Based on the commissioner’s representative’s findings, we conclude that relator’s actions constituted employment misconduct.  “Employment misconduct” is defined as any intentional conduct that “disregards the standards of behavior that an employer has the right to expect of the employee” or any negligent conduct that “demonstrates a substantial lack of concern for the employment.”  Minn. Stat. § 268.095, subd. 6(a) (2002).  “The employer has a right to expect an employee to work when scheduled.”  Little v. Larson Bus Serv., 352 N.W.2d 813, 815 (Minn. App. 1984) (citation omitted).  Evenson v. Omnetic’s, 344 N.W.2d 881, 883 (Minn.

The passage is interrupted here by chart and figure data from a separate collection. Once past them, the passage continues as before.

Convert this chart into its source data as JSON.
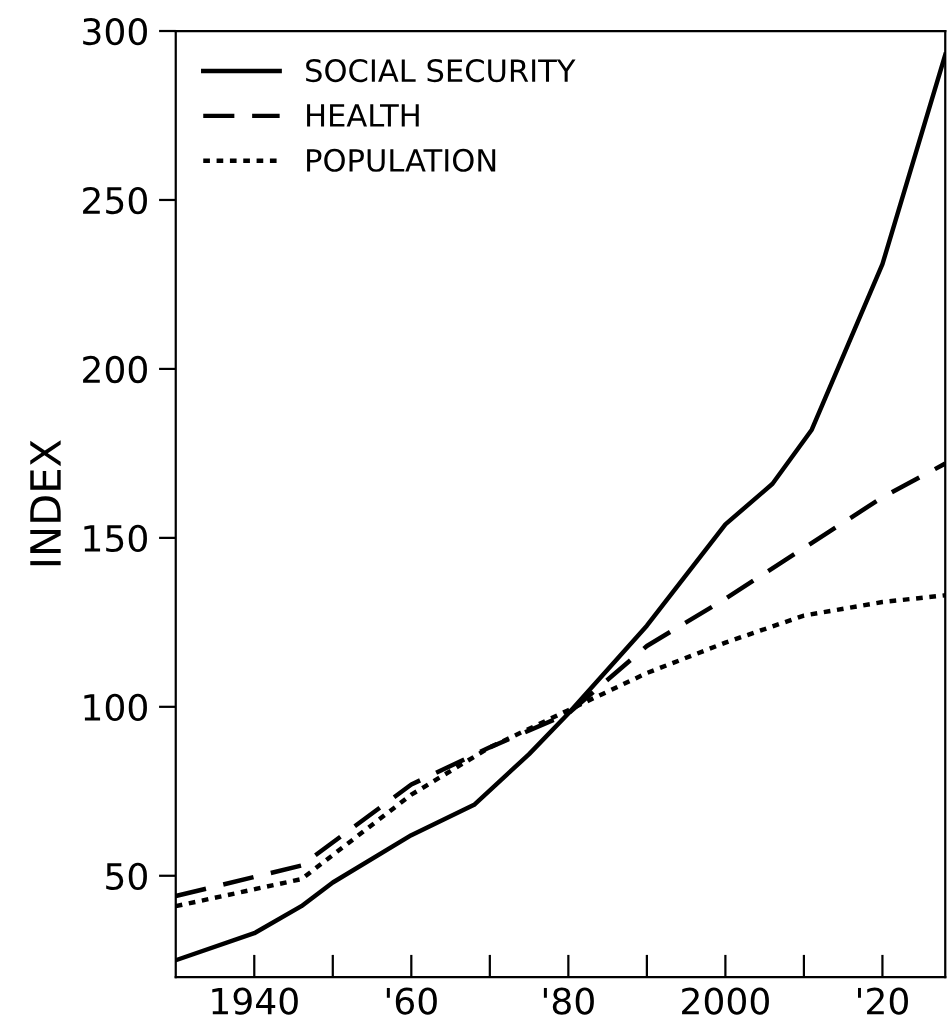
{
  "chart_data": {
    "type": "line",
    "ylabel": "INDEX",
    "series": [
      {
        "name": "SOCIAL SECURITY",
        "color": "#000000",
        "line_style": "solid",
        "x": [
          1930,
          1940,
          1946,
          1950,
          1960,
          1968,
          1975,
          1980,
          1990,
          2000,
          2006,
          2011,
          2020,
          2028
        ],
        "values": [
          25,
          33,
          41,
          48,
          62,
          71,
          86,
          98,
          124,
          154,
          166,
          182,
          231,
          293
        ]
      },
      {
        "name": "HEALTH",
        "color": "#000000",
        "line_style": "dashed",
        "x": [
          1930,
          1946,
          1960,
          1970,
          1980,
          1990,
          2000,
          2010,
          2020,
          2028
        ],
        "values": [
          44,
          53,
          77,
          88,
          98,
          118,
          132,
          147,
          162,
          172
        ]
      },
      {
        "name": "POPULATION",
        "color": "#000000",
        "line_style": "dotted",
        "x": [
          1930,
          1946,
          1960,
          1970,
          1980,
          1990,
          2000,
          2010,
          2020,
          2028
        ],
        "values": [
          41,
          49,
          74,
          88,
          99,
          110,
          119,
          127,
          131,
          133
        ]
      }
    ],
    "xlim": [
      1930,
      2028
    ],
    "ylim": [
      20,
      300
    ],
    "xticks": [
      {
        "value": 1940,
        "label": "1940"
      },
      {
        "value": 1950,
        "label": null
      },
      {
        "value": 1960,
        "label": "'60"
      },
      {
        "value": 1970,
        "label": null
      },
      {
        "value": 1980,
        "label": "'80"
      },
      {
        "value": 1990,
        "label": null
      },
      {
        "value": 2000,
        "label": "2000"
      },
      {
        "value": 2010,
        "label": null
      },
      {
        "value": 2020,
        "label": "'20"
      }
    ],
    "yticks": [
      50,
      100,
      150,
      200,
      250,
      300
    ],
    "grid": false,
    "legend": "top left"
  }
}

App. 1984) (violating policy manual by reporting late without explanation constituted misconduct); McLean v. Plastics, Inc., 378 N.W.2d 104, 106-07 (Minn. App. 1985) (arriving late 13 times in 12 months after receiving two warnings constituted misconduct).  Excessive tardiness or absences, particularly after warnings, may evidence an employee’s disregard of an employer’s interest or lack of concern for the employment.  Evenson, 344 N.W.2d at 883. 

Relator’s chronic tardiness, even after receiving numerous warnings, evinces an intent to disregard the wishes of his employer.  Such conduct represents his lack of concern for the job and disregard for his employer’s interest.